Why I joined Nitric

5 min read

If you told me a year ago that I’d leave a stable, well-paying job in the financial services industry - one with regular promotions, a predictable trajectory, and a clear ladder - to jump ship into a startup trying to reinvent infrastructure delivery, I would have laughed you off and gone back to updating my Jira tickets while on mute in Teams.

But here we are.

I left a large, highly regulated, multi-cloud, many-layered insurance firm - one of those places where provisioning a resource takes months, approvals require full documentation for things that might not even get built, and a failed pipeline is less risky than a Slack typo. And I left all that comfort and certainty to join a small team with a big vision: Nitric.

Why?

Because the way we build and ship infrastructure today is broken. And I was tired of being part of the problem.

The Problem With Infra Today

In large organisations, infrastructure is treated like nuclear power: complex, heavily regulated, and dangerous in the wrong hands. And for good reason - the cost of doing it wrong can be massive, especially when your cloud bill runs into seven figures per month, and your applications handle sensitive financial data.

So you get endless layers of abstraction, approval gates, domain silos, and fragile pipelines that all exist to mitigate risk. But in doing so, they also kill speed, ownership, and - most critically - developer autonomy.

In theory, devops; "you build it, you run it." In practice? You build it, then open a service request, fill out a spreadsheet, wait three weeks, get rejected for using the wrong tagging convention, try again, then finally deploy to a broken staging environment that hasn't been updated since the last Olympics.

This isn’t just frustrating.

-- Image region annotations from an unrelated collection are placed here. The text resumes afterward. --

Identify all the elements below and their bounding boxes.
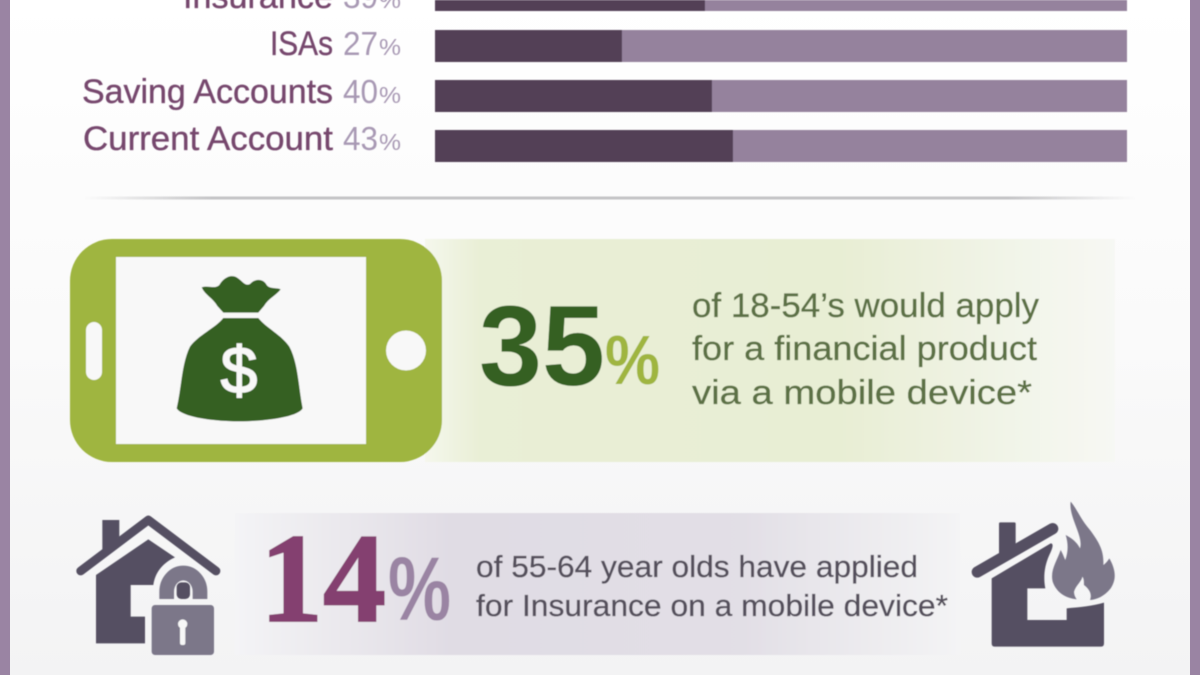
row: ISAs 27%: ISAs: [270, 25, 333, 63]
icon: money bag: [177, 276, 303, 421]
row: ISAs 27%: %: [379, 34, 401, 60]
text: 18-54s mobile application: [692, 287, 1039, 412]
text: 55-64 insurance application: for Insurance on a mobile device*: [476, 588, 948, 623]
icon: house with padlock: [81, 520, 216, 655]
row: Saving Accounts 40%: %: [379, 82, 401, 108]
row: Current Account 43%: Current Account: [83, 120, 334, 158]
text: 55-64 insurance application: [476, 549, 948, 623]
row: ISAs 27%: [270, 25, 1127, 63]
statistic: 14%: 14: [260, 509, 386, 649]
text: 55-64 insurance application: of 55-64 year olds have applied: [476, 549, 918, 584]
row: Current Account 43%: %: [379, 129, 401, 155]
statistic: 14%: [260, 509, 451, 649]
row: Saving Accounts 40%: Saving Accounts: [82, 73, 333, 111]
bar chart: product application rates: [82, 0, 1127, 162]
row: Insurance 39%: [183, 0, 1127, 16]
statistic: 35%: 35: [479, 283, 605, 410]
panel: 14% insurance stat: [81, 502, 1115, 655]
row: ISAs 27%: 27: [343, 25, 378, 62]
text: 18-54s mobile application: via a mobile device*: [692, 374, 1032, 412]
text: 18-54s mobile application: of 18-54’s would apply: [692, 287, 1039, 325]
panel: 35% mobile application stat: [70, 239, 1115, 462]
icon: money bag: $: [221, 333, 257, 407]
icon: house on fire: [977, 502, 1115, 647]
row: Current Account 43%: 43: [343, 120, 378, 157]
statistic: 14%: %: [388, 540, 451, 640]
row: Saving Accounts 40%: 40: [343, 73, 378, 110]
row: Current Account 43%: [83, 120, 1127, 162]
icon: phone with money bag: [70, 239, 442, 462]
row: Saving Accounts 40%: [82, 73, 1127, 112]
text: 18-54s mobile application: for a financial product: [692, 330, 1038, 368]
statistic: 35%: %: [605, 321, 660, 399]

It’s systemic.

Developers are burdened with understanding deeply nested infrastructure patterns, writing boilerplate IaC (Infrastructure as Code) for every CRUD resource, and navigating approval processes that feel more like legal arbitration than software delivery. And while infra teams try to maintain standards, what we actually get is a ton of shadow IT, snowflake configurations, and a rising cognitive tax that slows down everyone.

The dream of platform engineering - one interface, endorsed patterns, fast delivery, clear security posture - is still largely that: a dream.

That's where Nitric comes in

So why did I join a startup?

Because Nitric is trying to fix all of this. And not in a “we built another Terraform wrapper” way.

Nitric is tackling the heart of the problem: How do we make infrastructure accessible and safe for developers - without requiring them to become cloud experts or wait weeks for approvals?

It’s about breaking down the barriers between app code and the infrastructure that powers it. About moving from “Infrastructure as Code” to “Infrastructure as Context” - generating just what you need based on intent, not boilerplate.

We’re building abstractions that are:

  • Powerful enough for platform teams to control governance and compliance
  • Simple enough for developers to request and use infra without needing to learn the inner workings of cloud providers
  • Flexible enough to evolve with the organisation, not become a brittle point of failure

And we’re doing this in a way that recognises the actual software delivery lifecycle in large organisations - where most of the time isn't spent writing code, but in getting sign-off from architects, security, and infra teams.

The Exciting Bit

What’s exciting here isn’t just the tech - it’s the shift in mindset.

Most tools today assume that speed is the bottleneck. But in the enterprise, approval is the bottleneck. Getting to production is about navigating policy, governance, and trust.

Nitric isn’t just faster - it’s aligned. Aligned to the way large orgs think, but optimised to eliminate the pain. It's about designing opinionated defaults that let you fly through the process with confidence.

It’s about giving platform teams the visibility and control they need, without forcing devs to speak YAML-as-a-second-language. And it's about evergreen infrastructure - infra that evolves with you, not something you dread touching a year later.

Why I Jumped

So yeah, I left a cushy job with months of lead time and 3 levels of risk assessment. I left meetings where we argued about the shade of purple to use in a PowerPoint. I left my Internet Explorer-compatible timesheet tool where the text was 40% in German.

And I joined a small team with big dreams and no illusions about how messy real-world software delivery is.

Because I genuinely believe that we can make infrastructure a launchpad for bold ideas, and not a dreaded ticket pushed out for another sprint.

And maybe - just maybe - we can make devops a lived reality.

One More Thing

If you’ve ever built a "platform" inside a big org, you already know: half the challenge is the tech, the other half is getting anyone to use it. Nitric is trying to solve both. We're making infra simple, compliant, and composable. And we're making it developer-first without ignoring the platform team's reality.

That’s why I joined. And I’m betting big on it.